Amazon.com spokeswoman Jani Baker told United Press International the Web site's audience is demographically desirable for artists who want their work to be better known and for sponsors who want to sell their products.

"Amazon Theater is certainly a way that products and artists can gain exposure to a very large audience," she said, "an audience, I might add, that is very media savvy, that is largely affluent and that holds credit cards."

The first film in the series -- "Portrait," starring Driver and directed by Ridley Scott's daughter Jordan Scott -- premiered Nov. 9. The second film -- "Agent Orange," directed by Tony Scott -- rolled out the following Tuesday. The current film, "Do Geese See God," will be followed in future weeks by "Tooth Fairy," starring Noth, and "Careful What You Wish for," starring Hannah.

Entertainment consumers are well acquainted with product placement, of course, but the Amazon Theater films put something of a new twist on the convention. At the end of "Agent Orange," for example, the products are listed in the closing credits -- as if they were actors in the stories -- and viewers can click on those credits to purchase the items.

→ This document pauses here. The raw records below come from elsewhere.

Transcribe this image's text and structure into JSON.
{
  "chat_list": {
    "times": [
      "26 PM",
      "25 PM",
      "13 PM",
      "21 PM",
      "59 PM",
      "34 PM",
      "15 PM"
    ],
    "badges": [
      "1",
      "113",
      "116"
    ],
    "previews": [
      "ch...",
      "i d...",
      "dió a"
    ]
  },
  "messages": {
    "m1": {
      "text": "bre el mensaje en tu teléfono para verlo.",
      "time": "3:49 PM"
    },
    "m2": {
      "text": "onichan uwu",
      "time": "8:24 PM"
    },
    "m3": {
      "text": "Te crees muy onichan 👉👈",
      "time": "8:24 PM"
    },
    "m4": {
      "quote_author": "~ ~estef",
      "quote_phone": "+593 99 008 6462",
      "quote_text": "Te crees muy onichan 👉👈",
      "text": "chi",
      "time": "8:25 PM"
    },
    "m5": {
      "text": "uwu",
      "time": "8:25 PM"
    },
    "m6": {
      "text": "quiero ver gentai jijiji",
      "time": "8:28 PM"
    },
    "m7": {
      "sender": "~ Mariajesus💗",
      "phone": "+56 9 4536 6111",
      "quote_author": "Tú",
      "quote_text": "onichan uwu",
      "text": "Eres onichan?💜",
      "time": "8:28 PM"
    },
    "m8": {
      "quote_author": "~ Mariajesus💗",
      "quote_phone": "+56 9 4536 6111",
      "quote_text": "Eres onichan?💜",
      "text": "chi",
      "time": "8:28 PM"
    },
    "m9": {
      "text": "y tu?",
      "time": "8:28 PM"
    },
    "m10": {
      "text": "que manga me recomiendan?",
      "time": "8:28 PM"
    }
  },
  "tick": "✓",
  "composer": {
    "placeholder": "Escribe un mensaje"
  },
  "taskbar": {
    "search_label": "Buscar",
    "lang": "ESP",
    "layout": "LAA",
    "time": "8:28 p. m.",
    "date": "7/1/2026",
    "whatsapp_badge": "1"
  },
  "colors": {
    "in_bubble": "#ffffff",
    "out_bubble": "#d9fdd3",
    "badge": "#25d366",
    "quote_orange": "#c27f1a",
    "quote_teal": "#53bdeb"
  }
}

Baker said Amazon.com executives admired the BMW film series but did not necessarily use it as a role model.

"We had been experimenting with streaming video for some time," she said, "that either demonstrated products or showed celebrities talking about products."

Some streaming video on Amazon.com featured Paris Hilton talking about her jewelry collection, Christy Turlington pitching yoga products and, most recently, comedian Jon Stewart talking about "America (The Book)."

Baker would not say how much the films cost to produce, but she acknowledged that they were "not inexpensive" to create.

"We were very fortunate to receive huge financial support from Chase Bank," she said.

Chase issues the Amazon.com platinum Visa card, and the Chase brand is prominently featured on the site.

Amazon.com is, of course, counting the hits at Amazon Theater, but Baker said it would not be announcing those numbers "at this time." However, she said the company is planning to do more short film projects in the future -- and is already hearing from other filmmakers who want to be involved.

"We're getting a lot of questions," she said, "but we don't have any specific plans at this time to talk about."